Tek-Tips is the largest IT community on the Internet today!

Members share and learn making Tek-Tips Forums the best source of peer-reviewed technical information on the Internet!

  • Congratulations Westi on being selected by the Tek-Tips community for having the most helpful posts in the forums last week. Way to Go!

Data Mining Text to Access w VBA?

Status
Not open for further replies.

lakehouse

Technical User
May 17, 2004
45
US
I have a patterned text report of numerous voicemail distribution lists that I want to move to Access. My goal is to 1) look up an individual's mailbox and identify all distribution lists it could receive messages from and 2) list all individual mailboxes a distribution list will send to.

The text report is a mix of page headings, list number and name, then sections of a columnar report with "Nested System Lists" and "Mailboxes". A single system list can contain either Nested or Mailboxes, or both. The Nested and Mailbox columns vary row length, and at times rows will extend to another page of the report where the column headings repeat; finally ending with "Total Entries on list 5551212: ..." before another list number begins.

I know I could extract this data with Procomm Aspect, but since I want to further import and manipulate the captured data with Access, will VBA be able to mine the data looking for keywords and selecting the data out of the text file?

Is there a sample of VBA code which would give me a start to how I can convert this text report?
 
lakehouse,
Yes.
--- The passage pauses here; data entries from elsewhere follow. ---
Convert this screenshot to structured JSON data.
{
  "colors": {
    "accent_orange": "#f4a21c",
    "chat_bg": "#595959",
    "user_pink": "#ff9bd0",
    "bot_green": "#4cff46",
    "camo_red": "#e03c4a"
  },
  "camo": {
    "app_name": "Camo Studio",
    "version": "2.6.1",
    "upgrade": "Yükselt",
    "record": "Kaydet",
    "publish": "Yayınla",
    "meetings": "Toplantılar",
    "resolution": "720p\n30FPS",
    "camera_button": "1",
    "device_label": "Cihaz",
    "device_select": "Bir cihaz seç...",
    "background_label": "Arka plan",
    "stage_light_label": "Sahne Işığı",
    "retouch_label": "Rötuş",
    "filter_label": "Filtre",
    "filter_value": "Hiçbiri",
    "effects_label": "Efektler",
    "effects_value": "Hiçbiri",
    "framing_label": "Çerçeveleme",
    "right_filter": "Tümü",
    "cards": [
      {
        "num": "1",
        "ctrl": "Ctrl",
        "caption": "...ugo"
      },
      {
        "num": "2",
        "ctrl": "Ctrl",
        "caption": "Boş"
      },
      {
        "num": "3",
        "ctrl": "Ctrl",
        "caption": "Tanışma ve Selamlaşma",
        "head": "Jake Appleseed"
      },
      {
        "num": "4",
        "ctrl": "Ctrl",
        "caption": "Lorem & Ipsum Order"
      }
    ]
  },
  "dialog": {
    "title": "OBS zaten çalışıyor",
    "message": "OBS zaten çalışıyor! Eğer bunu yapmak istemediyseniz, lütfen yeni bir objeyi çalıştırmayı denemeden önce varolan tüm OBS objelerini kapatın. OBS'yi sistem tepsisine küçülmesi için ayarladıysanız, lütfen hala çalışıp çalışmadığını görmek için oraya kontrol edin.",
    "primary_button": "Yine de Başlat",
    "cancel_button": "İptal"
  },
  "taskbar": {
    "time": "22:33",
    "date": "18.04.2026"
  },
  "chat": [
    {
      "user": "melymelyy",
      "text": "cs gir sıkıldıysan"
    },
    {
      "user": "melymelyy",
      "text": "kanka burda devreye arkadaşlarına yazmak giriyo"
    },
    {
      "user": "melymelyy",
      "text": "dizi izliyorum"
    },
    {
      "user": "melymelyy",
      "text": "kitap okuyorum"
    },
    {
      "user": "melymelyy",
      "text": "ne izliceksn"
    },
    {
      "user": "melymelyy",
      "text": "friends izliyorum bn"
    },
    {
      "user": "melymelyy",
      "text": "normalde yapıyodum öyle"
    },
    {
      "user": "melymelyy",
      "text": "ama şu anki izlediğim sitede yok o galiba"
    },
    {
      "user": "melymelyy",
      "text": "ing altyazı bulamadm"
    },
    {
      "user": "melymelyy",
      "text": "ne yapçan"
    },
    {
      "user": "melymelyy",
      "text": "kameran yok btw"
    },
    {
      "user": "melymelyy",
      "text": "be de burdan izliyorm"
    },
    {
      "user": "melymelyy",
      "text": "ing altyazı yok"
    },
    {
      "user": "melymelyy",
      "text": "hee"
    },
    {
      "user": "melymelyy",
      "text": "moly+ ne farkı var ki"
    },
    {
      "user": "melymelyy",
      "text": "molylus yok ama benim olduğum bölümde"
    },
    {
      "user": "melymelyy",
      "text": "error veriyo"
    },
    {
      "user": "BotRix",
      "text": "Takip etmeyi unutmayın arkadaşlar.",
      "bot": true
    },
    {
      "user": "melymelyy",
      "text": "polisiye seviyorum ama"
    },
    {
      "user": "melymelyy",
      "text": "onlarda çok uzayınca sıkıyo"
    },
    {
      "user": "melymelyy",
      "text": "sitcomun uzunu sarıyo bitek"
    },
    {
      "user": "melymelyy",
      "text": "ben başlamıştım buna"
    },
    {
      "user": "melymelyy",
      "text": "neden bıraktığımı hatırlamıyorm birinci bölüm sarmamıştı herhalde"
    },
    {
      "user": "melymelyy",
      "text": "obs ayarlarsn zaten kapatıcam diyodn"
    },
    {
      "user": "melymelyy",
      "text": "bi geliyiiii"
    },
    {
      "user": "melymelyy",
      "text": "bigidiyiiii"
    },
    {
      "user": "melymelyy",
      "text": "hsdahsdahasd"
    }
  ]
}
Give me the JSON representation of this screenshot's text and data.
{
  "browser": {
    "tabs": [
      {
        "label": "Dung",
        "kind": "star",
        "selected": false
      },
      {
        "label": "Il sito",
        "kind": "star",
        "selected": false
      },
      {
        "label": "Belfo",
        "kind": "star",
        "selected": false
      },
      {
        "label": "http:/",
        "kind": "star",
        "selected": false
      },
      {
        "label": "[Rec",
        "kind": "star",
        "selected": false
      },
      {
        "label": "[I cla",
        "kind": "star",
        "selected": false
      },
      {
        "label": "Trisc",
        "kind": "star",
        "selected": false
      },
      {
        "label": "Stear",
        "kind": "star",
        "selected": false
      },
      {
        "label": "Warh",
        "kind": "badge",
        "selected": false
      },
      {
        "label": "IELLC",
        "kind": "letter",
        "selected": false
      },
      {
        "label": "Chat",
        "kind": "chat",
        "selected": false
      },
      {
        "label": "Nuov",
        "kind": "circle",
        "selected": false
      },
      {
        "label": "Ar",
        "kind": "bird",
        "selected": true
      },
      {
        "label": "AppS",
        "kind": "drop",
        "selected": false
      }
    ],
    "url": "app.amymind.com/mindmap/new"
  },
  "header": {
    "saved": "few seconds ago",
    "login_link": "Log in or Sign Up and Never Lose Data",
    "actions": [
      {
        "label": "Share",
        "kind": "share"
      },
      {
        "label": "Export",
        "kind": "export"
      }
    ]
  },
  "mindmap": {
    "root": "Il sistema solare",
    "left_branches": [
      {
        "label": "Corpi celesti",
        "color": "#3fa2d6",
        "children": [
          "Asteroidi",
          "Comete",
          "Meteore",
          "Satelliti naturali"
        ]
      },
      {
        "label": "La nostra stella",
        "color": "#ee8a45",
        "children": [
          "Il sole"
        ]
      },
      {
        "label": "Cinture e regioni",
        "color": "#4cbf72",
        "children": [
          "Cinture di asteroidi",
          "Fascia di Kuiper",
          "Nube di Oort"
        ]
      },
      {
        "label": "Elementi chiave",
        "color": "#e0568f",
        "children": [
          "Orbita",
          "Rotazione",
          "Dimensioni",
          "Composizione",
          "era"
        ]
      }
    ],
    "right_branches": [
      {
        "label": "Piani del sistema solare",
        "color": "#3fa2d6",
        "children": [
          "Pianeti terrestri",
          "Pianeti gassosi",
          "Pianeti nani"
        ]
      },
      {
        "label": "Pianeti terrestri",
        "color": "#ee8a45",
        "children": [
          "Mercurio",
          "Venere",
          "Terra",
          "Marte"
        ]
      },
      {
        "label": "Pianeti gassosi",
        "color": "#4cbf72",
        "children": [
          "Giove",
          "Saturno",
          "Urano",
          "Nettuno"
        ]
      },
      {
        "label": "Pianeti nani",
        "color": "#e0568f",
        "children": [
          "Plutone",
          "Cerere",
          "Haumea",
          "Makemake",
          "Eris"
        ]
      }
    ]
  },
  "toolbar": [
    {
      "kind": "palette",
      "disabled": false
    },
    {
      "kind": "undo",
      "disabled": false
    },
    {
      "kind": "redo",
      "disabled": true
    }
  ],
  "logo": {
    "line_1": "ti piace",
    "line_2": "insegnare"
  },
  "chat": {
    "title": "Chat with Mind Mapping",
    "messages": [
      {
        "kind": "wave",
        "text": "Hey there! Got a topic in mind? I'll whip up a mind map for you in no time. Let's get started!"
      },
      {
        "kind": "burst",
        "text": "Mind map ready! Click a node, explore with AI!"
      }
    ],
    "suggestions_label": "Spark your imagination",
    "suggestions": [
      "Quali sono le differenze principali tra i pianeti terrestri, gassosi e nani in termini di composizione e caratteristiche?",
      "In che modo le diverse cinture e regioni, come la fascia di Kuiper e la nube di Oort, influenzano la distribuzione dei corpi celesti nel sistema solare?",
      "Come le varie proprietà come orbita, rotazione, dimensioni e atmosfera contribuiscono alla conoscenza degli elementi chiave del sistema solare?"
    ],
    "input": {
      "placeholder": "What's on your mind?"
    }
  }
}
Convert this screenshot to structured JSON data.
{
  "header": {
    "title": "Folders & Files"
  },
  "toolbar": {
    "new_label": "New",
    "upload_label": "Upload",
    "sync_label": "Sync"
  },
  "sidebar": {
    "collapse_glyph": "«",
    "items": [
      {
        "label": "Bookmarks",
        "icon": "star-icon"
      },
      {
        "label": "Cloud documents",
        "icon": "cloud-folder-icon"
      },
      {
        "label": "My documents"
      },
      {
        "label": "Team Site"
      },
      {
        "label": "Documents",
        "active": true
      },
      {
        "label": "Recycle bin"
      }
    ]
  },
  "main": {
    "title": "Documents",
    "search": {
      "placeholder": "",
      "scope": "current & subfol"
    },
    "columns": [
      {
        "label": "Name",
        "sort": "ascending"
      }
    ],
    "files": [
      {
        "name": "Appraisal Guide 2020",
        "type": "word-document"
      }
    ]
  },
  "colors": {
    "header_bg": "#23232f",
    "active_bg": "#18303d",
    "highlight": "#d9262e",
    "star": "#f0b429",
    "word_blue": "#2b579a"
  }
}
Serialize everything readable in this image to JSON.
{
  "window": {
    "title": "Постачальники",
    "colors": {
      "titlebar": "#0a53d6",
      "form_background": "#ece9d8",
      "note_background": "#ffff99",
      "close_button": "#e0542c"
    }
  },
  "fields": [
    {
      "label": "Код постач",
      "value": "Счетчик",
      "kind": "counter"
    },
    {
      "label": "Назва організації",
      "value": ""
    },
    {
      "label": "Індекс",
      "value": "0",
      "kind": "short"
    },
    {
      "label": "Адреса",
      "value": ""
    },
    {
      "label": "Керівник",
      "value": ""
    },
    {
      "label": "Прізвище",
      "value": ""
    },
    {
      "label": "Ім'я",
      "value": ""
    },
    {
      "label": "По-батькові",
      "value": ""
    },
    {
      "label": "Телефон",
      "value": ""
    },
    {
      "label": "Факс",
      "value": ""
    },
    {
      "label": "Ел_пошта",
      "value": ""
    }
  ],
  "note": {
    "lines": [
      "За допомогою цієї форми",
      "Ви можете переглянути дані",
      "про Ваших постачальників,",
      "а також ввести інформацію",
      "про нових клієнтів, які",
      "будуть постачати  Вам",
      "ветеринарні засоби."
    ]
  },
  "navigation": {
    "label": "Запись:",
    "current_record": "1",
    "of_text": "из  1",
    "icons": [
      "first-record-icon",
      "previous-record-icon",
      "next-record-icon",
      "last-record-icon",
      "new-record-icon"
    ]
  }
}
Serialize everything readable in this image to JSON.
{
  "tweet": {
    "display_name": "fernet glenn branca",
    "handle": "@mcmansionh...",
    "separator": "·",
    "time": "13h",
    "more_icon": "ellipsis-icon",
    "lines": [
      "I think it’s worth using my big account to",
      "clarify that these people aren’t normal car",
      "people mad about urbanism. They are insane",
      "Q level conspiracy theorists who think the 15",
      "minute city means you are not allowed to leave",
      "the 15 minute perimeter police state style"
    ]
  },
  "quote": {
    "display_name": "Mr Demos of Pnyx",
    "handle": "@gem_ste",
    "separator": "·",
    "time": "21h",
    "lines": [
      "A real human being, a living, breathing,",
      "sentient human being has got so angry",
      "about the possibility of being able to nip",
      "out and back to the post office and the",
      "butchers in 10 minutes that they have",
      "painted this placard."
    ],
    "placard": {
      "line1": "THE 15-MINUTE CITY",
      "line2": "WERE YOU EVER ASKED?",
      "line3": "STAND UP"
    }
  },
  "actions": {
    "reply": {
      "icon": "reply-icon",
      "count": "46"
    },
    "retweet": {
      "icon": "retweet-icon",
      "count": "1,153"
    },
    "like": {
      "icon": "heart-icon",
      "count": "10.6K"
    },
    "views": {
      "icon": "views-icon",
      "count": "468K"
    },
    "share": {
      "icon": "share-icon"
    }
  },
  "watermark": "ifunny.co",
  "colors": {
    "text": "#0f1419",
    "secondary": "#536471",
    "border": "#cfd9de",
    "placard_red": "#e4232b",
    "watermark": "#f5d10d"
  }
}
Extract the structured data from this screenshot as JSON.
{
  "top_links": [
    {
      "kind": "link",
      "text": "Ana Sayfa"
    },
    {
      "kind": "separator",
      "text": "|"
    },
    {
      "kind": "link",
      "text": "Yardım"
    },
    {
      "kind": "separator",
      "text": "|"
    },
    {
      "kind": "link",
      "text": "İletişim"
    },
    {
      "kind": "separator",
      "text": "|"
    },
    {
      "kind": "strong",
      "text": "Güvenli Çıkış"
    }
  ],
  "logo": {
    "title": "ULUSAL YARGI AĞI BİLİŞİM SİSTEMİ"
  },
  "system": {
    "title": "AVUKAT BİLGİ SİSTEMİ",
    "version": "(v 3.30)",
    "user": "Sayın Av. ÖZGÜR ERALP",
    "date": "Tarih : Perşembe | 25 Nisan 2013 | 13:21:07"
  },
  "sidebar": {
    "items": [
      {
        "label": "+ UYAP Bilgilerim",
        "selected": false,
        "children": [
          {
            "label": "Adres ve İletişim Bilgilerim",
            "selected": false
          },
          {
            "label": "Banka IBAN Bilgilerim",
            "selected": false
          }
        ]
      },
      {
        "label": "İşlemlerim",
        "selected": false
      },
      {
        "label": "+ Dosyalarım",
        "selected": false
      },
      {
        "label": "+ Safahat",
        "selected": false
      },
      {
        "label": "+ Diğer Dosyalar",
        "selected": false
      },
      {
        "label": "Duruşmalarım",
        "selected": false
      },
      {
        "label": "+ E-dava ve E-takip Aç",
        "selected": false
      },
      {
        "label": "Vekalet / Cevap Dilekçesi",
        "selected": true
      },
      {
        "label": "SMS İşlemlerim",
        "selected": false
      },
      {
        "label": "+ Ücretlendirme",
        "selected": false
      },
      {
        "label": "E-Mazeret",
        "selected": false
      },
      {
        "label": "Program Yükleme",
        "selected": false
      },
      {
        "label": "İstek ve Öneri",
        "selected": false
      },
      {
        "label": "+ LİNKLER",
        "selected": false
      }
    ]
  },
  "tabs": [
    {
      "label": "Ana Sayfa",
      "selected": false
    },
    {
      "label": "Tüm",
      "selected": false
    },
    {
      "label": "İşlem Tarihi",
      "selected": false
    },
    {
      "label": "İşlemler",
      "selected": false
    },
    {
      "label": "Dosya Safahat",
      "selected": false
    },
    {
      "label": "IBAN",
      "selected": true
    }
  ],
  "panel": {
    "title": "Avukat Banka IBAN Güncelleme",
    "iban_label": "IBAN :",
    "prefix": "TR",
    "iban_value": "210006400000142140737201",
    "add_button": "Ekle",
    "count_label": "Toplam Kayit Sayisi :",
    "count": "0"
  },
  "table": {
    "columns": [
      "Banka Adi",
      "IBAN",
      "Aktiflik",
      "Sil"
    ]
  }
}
It sounds like your routine will need to capture and normalize the data to undo the formating (unlike a delimited file). Can you post a section of the file? (Please dummy up the data a little to protect the innocent.)

CMP

[small]For the best results do what I'm thinking, not what I'm saying.[/small]
(GMT-07:00) Mountain Time (US & Canada)
 
CautionMP- Thanks for replying...

Here is a sample:
________________________________________________________

Date: JUN 05 2006 Time: 09:42A

REPORTS
SYSTEM LIST MEMBERS



LIST NUMBER: 5551212
LIST NAME: Breaking News


NESTED SYSTEM LIST MEMBERS

LIST NUMBER LIST NAME DEPT. COMM. #
----------------------------------------------------------------
5550001 New York NEWYORK
5550002 Atlanta Atlanta
5550003 Chicago Chicago
5550004 Dallas/Ft Worth DFW
5550005 New Orleans NewOrl
5550006 Los Angeles LosAngl
5550007 Seattle Seattle



MAILBOXES AND NETWORK NODE MEMBERS

NODE MB NUMBER NAME DEPT. COMM. #
-------------------------------------------------------------------
4 2224163 Johnson, Paul NewYork
4 2224101 Curtis, Helene NewYork
12 6205 Hilton, Paris France
16 4104 Adams, Sam SLC
6488 Disney, Walt Cartoon
6490 Mouse, Micky Cartoon
6501 Jones, Indiana Explore
6520 Perkins, Marlin Animals


TOTAL ENTRIES ON LIST 5551212: 15


< next page repeats with this header >

Date: JUN 05 2006 Time: 09:42A
_______________________________________________________
(Due to Tek-Tips proportional font, the columns are not lining up with the headers first left-hand character.)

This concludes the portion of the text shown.